On the actual power side? Donald R. Schneider: On the power side, so what's the question on the power side?
Just on the sales channels, I think in last year's presentation, there was a slug of terawatt hours that were contracted but not were indexed priced or still floating with pricing. So when we look at that, close business, I think that may include some pricing volatility and just a quick color on how much that is. Donald R. Schneider: Yes, very little. The pricing volatility that you saw last year is around our gov bag [ph] contracts that tie to PTC, in the main -- those PTCs have been established, therefore, the gov bag [ph] rates have been established.
Maybe just to play devil's advocate, the comments Leila made on the AAP case, with respect to their filings on capacity not being customer friendly, or competitor friendly, I guess they would probably argue that they had committed their capacity under this FRR, on PJM and thus, they're owed this money. What's the legal, beside the customer and competitive argument, what's the legal argument against that position? Anthony J. Alexander: I don't want to go there. Steve, come on. I'm not a lawyer anymore and I don't think Leila needs to answer legally what our position is going to be. I think she pretty well highlighted for you that we have a problem with the idea of charging capacity prices that are substantially in excess of market because they inhibit the ability of customers to choose and take effective use of the competitive markets to lower their prices and become more competitive and to grow their own businesses. Now that's the fundamental position of the company. And while, like Leila said, with respect to the Duke settlement, we're very comfortable with the fact that customers have the opportunity to shop. That it was the other parts of the transaction were not anticompetitive from the standpoint of customers. That's all we're seeking. To the extent that people try to do things that in fact inhibit the ability of competitive markets to run effectively, then we would oppose that. And we would think capacity charges of $200 plus in a market that's $20, is a tad bit over-the-top.

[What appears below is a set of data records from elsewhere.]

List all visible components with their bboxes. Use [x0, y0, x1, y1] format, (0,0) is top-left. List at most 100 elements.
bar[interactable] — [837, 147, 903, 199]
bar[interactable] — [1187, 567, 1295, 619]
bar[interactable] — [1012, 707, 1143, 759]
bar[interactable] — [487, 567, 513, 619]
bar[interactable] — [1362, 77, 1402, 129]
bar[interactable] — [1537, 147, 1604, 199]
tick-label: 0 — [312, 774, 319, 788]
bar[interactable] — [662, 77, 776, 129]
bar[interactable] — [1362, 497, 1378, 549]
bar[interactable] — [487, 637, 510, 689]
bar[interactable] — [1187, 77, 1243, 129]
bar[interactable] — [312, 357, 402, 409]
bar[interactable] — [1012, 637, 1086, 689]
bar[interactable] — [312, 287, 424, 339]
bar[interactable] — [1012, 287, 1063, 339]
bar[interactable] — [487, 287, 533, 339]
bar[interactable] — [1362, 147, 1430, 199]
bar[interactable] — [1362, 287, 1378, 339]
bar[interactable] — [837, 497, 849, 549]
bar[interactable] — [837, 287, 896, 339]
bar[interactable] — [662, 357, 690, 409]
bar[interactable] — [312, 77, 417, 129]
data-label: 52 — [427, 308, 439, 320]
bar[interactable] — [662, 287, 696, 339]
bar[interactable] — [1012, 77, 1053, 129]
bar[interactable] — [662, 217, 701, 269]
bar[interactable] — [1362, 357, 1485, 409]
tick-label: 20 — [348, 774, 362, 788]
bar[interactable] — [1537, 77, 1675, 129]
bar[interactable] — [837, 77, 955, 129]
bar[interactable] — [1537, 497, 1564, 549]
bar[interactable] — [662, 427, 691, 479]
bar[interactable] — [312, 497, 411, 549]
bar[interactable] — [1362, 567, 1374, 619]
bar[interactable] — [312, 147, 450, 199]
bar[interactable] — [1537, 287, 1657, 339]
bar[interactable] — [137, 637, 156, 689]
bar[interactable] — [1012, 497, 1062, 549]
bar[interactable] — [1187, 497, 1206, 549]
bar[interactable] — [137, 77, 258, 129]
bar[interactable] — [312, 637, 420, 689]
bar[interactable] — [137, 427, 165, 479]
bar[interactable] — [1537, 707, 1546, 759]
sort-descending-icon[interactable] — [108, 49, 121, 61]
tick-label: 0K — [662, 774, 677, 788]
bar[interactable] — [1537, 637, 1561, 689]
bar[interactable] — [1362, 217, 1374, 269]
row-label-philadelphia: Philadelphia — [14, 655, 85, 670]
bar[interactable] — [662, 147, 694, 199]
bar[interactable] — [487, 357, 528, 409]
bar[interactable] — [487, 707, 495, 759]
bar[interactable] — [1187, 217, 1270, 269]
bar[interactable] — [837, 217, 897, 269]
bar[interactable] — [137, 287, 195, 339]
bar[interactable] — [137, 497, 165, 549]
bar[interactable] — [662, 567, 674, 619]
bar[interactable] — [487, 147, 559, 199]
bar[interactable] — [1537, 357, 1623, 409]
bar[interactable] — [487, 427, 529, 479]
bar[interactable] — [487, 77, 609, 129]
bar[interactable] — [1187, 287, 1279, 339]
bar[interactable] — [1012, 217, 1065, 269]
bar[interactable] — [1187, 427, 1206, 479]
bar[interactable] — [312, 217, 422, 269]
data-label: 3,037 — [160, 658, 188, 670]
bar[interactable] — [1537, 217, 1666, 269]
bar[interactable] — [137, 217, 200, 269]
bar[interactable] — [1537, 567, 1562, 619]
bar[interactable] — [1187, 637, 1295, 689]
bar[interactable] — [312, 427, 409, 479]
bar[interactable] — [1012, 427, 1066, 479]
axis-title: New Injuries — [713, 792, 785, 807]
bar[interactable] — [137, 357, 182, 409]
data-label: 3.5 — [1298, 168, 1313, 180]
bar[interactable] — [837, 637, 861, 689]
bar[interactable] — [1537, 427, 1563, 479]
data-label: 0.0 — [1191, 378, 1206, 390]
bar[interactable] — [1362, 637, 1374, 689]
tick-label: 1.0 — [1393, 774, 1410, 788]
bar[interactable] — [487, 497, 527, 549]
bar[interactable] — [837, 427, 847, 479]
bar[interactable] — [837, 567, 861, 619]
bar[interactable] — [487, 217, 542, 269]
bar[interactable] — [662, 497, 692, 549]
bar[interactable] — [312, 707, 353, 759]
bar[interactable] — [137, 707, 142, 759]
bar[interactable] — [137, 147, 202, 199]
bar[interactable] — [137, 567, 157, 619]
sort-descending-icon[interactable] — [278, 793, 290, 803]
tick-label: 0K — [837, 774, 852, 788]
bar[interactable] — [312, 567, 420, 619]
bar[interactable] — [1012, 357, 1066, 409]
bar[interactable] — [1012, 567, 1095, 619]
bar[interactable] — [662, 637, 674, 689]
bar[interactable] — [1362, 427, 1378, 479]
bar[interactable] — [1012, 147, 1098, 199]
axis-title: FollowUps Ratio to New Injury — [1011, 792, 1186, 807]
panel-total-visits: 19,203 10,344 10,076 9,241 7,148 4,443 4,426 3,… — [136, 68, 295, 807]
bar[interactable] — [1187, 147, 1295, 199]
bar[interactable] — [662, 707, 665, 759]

And one other unrelated question, just on the upcoming RPM auction, of the capacity that you are closing, how much of those cleared in last year's auction? In other words, how much less capacity might you have available that cleared last time for Tony into this auction? Anthony J. Alexander: I don't know. That's getting pretty detailed into the works. I'll let somebody get that to you later, Steve. All right, it looks like that's all the questions. I want to finish on a very high note for you and tell you that this company is focused on operational excellence. It's focused on our investors. It's focused on maintaining our dividend. Now there have been questions today about when we're going to grow it. Well, I think that time is, as the economy improves, as this thing settles down. Otherwise, this dividend is stable. We're working very hard to assure that we can maintain it. We're working very hard to make sure that this -- that we can take advantage of for our investors, for our company and for customers, improvements in the economy, and improvements overall in the competitive market for electricity. Thank you for your support. FirstEnergy is a great company. Have a great year.